Canoe & Kayak photography editor Aaron Schmidt reviews three dry bags and boxes that kept expensive cameras and lenses safe and dry in the wettest of conditions.
Last winter, C&K Managing Editor Dave Shively and I spent a weekend on Vancouver Island with a select crew of pro level kayakers reviewing the newest in rec sea kayaks. With my heavy water housing strapped to the deck of a particularly narrow kayak, and a drybag full of camera gear between my legs, I paddled out onto the cold waters of Comox Lake. I ended up flipping and swimming still quite close to shore. Embarrassing? Indeed. But what I was really worried about was the several thousand dollars worth of equipment floating in a second-hand drybag as I reached the surface. I learned after reaching the shore that not all drybags are created equal, as water had indeed penetrated my 'dry' bag, coating my gear and everything else inside with a liquid sheen.
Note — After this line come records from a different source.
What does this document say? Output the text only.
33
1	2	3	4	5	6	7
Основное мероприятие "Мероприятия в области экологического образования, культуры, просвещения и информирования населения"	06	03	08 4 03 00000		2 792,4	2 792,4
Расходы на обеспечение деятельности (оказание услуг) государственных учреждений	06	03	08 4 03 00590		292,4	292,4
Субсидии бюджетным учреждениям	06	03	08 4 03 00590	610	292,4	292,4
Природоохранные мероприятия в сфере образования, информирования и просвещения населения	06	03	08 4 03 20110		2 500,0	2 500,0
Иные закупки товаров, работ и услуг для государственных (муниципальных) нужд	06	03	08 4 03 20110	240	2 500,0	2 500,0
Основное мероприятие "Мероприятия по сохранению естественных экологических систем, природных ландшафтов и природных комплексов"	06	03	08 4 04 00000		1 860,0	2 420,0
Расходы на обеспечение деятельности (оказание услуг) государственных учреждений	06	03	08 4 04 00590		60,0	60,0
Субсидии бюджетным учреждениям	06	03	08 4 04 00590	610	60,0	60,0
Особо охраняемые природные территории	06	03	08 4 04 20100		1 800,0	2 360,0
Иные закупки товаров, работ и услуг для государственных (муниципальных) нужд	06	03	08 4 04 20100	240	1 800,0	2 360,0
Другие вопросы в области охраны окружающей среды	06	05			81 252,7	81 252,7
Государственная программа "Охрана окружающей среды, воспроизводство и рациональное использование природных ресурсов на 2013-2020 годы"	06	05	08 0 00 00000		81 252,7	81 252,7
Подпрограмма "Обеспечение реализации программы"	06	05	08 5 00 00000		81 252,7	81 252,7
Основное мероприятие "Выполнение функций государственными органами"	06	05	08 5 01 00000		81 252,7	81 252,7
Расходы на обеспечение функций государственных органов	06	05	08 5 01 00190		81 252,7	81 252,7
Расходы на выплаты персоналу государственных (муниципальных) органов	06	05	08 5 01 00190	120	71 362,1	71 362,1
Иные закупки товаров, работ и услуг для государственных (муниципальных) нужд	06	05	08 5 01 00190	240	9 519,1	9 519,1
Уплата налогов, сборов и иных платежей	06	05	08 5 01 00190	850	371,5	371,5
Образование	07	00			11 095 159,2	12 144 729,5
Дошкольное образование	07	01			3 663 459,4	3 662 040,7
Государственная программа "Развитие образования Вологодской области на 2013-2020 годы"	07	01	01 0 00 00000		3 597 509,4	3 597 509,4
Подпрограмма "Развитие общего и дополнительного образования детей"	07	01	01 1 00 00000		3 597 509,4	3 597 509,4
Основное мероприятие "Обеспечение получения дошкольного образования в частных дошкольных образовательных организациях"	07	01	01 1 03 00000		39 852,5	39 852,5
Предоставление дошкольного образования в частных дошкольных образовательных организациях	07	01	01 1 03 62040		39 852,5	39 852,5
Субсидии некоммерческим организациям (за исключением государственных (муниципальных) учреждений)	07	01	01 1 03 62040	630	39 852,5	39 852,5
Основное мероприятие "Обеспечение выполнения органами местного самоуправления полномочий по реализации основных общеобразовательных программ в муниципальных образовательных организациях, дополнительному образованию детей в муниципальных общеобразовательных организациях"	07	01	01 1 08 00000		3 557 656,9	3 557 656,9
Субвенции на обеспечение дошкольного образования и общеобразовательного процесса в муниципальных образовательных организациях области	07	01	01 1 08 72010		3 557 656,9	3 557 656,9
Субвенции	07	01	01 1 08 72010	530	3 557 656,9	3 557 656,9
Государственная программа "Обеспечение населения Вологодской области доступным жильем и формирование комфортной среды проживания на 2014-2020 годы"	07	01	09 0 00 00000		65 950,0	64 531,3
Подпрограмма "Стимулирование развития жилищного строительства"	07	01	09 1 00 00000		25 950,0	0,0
Luckily, it wasn't saltwater and my cameras dried out after several minutes in the sun. When I told the story in the office, everyone told me the same thing: you really need to get a drier bag.
Here are the top drybags, backpacks and cases I use to keep my gear safe and dry.
The Watershed Chattooga duffel is one of the most versatile drybags on the market. This setup is ideal for almost any kayak—or canoe—based photo mission.
The Lowepro Dryzone 200 is the ideal camera backpack for most water-based photographers.
When water and impact protection are your top priority it's hard to go wrong with a Pelican case —especially when space and weight are not the biggest concerns.